CHAPTER III
SAMHAIN
On November first was Samhain ("summer's end").
"Take my tidings:
Stags contend;
Snows descend—
Summer's end!
"A chill wind raging,
The sun low keeping,
Swift to set
O'er seas high sweeping.
"Dull red the fern;
Shapes are shadows;
Wild geese mourn
O'er misty meadows.
"Keen cold limes each weaker wing,
Icy times—
Such I sing!
Take my tidings."
Graves: First Winter Song.
Then the flocks were driven in, and men first had leisure after harvest toil. Fires were built as a thanksgiving to Baal for harvest. The old fire on the altar was quenched before the night of October 31st, and the new one made, as were all sacred fires, by friction. It was called "forced-fire." A wheel and a spindle were used: the wheel, the sun symbol, was turned from east to west, sunwise. The sparks were caught in tow, blazed upon the altar, and were passed on to light the hilltop fires. The new fire was given next morning, New Year's Day, by the priests to the people to light their hearths, where all fires had been extinguished. The blessed fire was thought to protect the year through the home it warmed. In Ireland the altar was Tlactga, on the hill of Ward in Meath, where sacrifices, especially black sheep, were burnt in the new fire. From the death struggles and look of the creatures omens for the future year were taken.

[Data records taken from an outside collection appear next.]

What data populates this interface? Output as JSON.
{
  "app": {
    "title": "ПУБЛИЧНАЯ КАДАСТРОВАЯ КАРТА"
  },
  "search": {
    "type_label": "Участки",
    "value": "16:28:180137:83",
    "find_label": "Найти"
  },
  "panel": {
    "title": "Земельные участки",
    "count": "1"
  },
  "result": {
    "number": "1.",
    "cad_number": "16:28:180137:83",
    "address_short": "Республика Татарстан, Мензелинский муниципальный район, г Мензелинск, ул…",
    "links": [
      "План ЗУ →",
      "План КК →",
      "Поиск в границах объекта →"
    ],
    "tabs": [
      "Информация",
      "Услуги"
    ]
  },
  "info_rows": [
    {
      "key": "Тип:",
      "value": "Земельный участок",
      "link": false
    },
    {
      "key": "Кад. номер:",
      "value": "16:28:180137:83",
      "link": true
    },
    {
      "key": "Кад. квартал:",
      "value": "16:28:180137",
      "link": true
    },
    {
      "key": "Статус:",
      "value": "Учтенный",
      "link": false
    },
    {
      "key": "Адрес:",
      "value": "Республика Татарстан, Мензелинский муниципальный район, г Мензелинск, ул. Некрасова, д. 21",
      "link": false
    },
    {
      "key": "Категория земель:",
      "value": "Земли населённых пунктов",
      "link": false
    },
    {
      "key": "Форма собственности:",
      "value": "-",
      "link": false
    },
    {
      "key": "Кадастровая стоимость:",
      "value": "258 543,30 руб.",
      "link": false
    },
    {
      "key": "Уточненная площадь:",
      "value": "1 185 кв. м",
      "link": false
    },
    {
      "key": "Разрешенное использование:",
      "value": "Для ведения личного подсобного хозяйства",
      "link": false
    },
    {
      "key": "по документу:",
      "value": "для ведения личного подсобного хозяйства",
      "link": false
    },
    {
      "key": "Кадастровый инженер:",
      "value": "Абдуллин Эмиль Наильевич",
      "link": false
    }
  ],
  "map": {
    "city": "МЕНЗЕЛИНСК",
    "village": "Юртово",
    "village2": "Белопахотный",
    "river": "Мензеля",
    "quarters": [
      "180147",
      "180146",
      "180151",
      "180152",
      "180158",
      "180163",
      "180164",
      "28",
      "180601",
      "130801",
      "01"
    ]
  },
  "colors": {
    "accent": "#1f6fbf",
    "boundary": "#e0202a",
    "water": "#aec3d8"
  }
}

The year was over, and the sun's life of a year was done. The Celts thought that at this time the sun fell a victim for six months to the powers of winter darkness. In Egyptian mythology one of the sun-gods, Osiris, was slain at a banquet by his brother Sîtou, the god of darkness. On the anniversary of the murder, the first day of winter, no Egyptian would begin any new business for fear of bad luck, since the spirit of evil was then in power.